Though most of us probably don't pray to Thor during every rainstorm, we may still be equally likely to oversimplify as to overcomplicate. Models are incredibly useful and important. They save time and energy, but they are descriptions and not explanations. If you have read Part G of Intuitive Biostatistics, it is easy to see that choosing how to construct or compare models can be a tenuous process if not given enough though. It is always important to understand the problem you are trying to address, but we must be careful as scientists to understand we have limited understanding. 


  1. Not to be a Thor-ite, but I would hesitate to say that oversimplification happens to the same extent as overcomplification in a statistical sense. I see the oversimplification as the hand-waving generalities that people (or even scientists) use when they are not referring to actual data, but just want to make a point. An immediate example that comes to mind is the increase in life expectancy we have seen over the past century from roughly 50 to 80 years.
    The vast majority of press focuses on old people getting older - basically how there are more octogenarians today than there were in 1900. However, a huge factor in population-wide longevity is the decrease in infant mortality.
    Conceptually, we think about old people, but every model of life expectancy I have seen has factored in infant mortality appropriately (at least to my eyes). My point is that people do often oversimplify when speaking colloquially, but I do not see statistical analyses being steered similarly.

  2. Whenever I read your blog post, it made me think of this old saying that I have heard some of my mentors involved in diagnostics of infectious diseases say, "When you hear hoofbeats, think of horses not zebras". This statement mirrors the message of Occam's razor, but it is a tad bit more colorful.

    As you clearly point out, I think that the simplest explanation is typically the first explanation that one should go with, especially in science. This translates into it should also be the first idea to rule in or out with experimental evidence. I had this principal reinforced by a mentor of mine recently whenever I presented data that could be explained by two mechanisms. Indeed, one of the mechanisms I proposed was slightly outlandish whereas the other was more reasonable although both were possible. Of course, I favored the outlandish model because if it was true the result would be a high-impact paper. My mentor quickly reminded me how risky and difficult it would be to demonstrate my outlandish model versus the simple model, and she provided guidance that I should start with refuting or validating the simplest explanation first. This made a lot of sense in retrospect, and I am glad that I learned this lesson early and didn't go down a "rabbit hole" that could delay my PhD. I think that as scientist we should always consider the simplest explanation, but if we rule it out, we should be open to the "zebras" that do appear in biological systems from time to time.

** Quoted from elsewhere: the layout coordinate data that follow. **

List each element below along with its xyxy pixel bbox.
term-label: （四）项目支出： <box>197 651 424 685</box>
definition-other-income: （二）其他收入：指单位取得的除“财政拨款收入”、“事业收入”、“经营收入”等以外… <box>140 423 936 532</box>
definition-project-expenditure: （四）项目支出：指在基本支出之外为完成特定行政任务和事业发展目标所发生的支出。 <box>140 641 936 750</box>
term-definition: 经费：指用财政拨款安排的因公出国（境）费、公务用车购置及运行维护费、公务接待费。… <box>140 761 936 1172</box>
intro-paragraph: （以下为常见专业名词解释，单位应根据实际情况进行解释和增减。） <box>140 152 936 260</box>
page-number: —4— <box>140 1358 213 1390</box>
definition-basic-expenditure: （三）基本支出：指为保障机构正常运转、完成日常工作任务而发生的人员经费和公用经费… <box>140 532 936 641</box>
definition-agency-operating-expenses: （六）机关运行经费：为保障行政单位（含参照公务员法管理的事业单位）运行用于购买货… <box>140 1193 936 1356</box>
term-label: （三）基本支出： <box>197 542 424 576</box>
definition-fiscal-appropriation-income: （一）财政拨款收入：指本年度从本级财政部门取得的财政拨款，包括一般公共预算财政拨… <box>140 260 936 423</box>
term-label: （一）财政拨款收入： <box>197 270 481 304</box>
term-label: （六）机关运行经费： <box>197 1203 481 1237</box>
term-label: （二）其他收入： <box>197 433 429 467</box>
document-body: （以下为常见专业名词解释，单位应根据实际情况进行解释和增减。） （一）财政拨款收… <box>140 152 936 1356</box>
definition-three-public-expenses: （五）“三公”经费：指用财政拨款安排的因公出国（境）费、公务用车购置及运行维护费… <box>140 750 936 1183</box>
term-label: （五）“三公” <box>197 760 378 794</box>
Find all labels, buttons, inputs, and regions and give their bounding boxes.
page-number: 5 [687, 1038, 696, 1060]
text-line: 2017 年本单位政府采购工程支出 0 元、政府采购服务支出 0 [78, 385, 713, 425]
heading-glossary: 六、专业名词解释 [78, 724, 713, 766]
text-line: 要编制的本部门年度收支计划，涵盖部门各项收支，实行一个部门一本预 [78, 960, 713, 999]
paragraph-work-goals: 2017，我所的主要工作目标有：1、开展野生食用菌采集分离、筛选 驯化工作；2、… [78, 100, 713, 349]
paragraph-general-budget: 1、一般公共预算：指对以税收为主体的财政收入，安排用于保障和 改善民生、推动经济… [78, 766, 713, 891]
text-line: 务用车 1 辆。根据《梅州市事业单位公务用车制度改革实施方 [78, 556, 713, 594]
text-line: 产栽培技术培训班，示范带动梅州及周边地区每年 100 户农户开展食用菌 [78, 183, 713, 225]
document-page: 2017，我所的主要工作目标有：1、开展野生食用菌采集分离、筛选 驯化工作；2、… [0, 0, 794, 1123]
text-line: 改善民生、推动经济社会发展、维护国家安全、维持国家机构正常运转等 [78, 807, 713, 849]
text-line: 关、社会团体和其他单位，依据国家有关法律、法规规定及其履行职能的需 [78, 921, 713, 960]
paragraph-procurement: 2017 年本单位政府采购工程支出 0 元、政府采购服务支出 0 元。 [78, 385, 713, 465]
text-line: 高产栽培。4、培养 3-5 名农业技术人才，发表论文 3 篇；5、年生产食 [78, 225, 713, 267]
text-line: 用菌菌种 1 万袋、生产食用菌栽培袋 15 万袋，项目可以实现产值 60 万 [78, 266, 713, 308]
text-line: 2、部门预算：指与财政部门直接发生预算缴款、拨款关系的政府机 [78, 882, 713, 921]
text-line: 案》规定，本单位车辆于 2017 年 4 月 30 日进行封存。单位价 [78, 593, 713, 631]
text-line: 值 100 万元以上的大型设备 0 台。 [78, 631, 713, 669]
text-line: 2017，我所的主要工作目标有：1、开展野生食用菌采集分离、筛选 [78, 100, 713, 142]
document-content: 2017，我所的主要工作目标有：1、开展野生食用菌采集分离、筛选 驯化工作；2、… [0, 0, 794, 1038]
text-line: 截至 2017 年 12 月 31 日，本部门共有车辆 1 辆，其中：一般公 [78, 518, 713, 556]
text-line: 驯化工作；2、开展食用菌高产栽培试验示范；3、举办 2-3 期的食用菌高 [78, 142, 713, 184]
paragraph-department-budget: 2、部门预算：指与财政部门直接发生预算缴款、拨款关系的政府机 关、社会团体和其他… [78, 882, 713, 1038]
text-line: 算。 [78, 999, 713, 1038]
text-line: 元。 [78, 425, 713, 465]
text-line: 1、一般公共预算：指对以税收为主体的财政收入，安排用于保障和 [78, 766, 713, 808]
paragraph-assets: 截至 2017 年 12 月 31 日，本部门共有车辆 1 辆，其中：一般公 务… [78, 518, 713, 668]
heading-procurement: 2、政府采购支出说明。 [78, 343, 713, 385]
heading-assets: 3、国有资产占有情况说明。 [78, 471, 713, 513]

  3. Great post, Erica! Hypothesis driven modeling should definitely be the standard but even then it is hard to know when you have the data necessary to tell the difference between a mistake and a wormhole. When Hodgkin and Huxley were modeling the dynamics of the action potential, their models correctly predicted the existence of the correct number of activation and inactivation gates on sodium and potassium channels. This was a huge finding and it was possible because they had collected a wealth of information on the action potential. Which ions were involved, which channels were activated at different points in time, etc. Another set of researchers could have just slapped a polynomial onto the voltage deflections and neuroscientists would have been stuck talking about the rising or falling values of the "A" and "B" coefficients in a 'predictive' model that they didn't understand.